# Erfahrungen mit Franken Aktiv Urlaub



## DonBastiano (8. Februar 2010)

Hallo zusammen,

am Ochsenkopf bietet die Firma Franken Aktiv Urlaub verschiedene Kurse an.

Hat jemand schon mit der Firma Erfahrung gemacht? Taugen deren Kurse was?

Vielen Dank

Viele Grüße


----------



## wookster (19. Februar 2010)

Hab zwar noch keinen Kurs dort gemacht, aber ich war vor ca einem Jahr mal im "Bullhead House" einkehren und hab ein sehr nettes Gespräch mit dem Eigentümer und Kursleiter gehabt. Sehr sympathischer, freundlicher Mensch (Namen weiss ich nicht mehr).


----------



## MTB-News.de




----------



## VolSpeed (2. März 2010)

Erfahrung hab ich damit auch noch keine. Wollt aber im Mai einen Fortgeschrittenen-Kurs dort belegen. Interessant hörts sich ja an. Falls Du vorher mal an einen teilnehmen solltest kannst ja mal Deine Erfahrung reinschreiben.

Grüße aus Oberfranken


----------



## richi266 (11. April 2010)

> und hab ein sehr nettes Gespräch mit dem Eigentümer und Kursleiter gehabt.
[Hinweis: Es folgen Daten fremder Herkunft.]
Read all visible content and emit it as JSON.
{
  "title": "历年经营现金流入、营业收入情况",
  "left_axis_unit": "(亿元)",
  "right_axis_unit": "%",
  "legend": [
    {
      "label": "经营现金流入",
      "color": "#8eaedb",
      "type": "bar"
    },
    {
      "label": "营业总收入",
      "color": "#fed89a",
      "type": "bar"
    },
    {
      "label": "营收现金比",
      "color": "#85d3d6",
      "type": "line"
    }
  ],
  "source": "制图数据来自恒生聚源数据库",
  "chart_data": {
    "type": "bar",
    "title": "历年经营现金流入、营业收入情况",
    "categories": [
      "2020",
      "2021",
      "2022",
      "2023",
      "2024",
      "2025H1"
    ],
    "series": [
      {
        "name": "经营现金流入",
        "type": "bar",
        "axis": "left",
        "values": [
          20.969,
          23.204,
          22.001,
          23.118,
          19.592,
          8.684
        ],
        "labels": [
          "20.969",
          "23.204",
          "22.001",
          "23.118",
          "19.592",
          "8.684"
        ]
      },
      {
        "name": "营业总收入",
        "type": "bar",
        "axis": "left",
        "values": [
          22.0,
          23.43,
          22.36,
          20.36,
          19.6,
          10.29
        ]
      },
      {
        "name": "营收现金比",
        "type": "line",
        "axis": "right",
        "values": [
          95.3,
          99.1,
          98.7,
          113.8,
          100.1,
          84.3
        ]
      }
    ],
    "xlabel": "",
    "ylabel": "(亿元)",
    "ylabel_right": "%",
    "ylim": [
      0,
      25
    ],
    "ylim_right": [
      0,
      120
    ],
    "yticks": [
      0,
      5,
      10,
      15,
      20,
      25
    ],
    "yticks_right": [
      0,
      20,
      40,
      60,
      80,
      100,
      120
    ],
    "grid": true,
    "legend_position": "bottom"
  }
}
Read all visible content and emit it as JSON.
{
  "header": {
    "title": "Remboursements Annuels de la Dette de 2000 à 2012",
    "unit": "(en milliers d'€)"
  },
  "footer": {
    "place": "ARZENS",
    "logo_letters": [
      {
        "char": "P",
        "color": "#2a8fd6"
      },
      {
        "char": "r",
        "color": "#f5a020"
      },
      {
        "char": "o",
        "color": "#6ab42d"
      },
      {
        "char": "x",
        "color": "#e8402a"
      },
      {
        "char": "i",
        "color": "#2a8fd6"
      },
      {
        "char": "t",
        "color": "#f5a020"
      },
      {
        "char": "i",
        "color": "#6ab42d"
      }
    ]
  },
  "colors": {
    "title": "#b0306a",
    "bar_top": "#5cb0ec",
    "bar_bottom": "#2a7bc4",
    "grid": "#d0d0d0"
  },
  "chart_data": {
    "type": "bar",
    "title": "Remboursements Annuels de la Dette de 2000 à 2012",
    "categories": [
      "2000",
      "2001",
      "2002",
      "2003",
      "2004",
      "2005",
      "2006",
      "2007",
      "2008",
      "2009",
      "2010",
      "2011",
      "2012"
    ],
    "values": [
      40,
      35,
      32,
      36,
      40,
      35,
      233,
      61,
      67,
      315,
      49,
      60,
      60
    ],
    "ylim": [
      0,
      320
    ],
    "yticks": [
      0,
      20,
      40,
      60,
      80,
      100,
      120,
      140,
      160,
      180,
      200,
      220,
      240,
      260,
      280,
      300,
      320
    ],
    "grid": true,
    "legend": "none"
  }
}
Sehr sympathischer, freundlicher Mensch



Da meinst du bestimmt den Peter Hanke  und ich glaube der macht seine Sache gut, sonst wären da letztes Jahr nicht so viele Leute dabei gewesen!


----------



## skraushome (14. April 2010)

Hallo,
also ich hab den Stufe 2 Kurs gemacht und war eigentlich voll zufrieden. Werde heuer wenn alles klappt den Stufe 3 Kurs auch noch machen. Problem war nur dass ich eigentlich gleich den Stufe 3 machen hätte können und dadurch etwas unterfordert war. Aber der Guide hat dann halt geschaut, dass er mir gleich ein paar andere Sachen zeigen kann also alles im allen war es die Sache schon wert


----------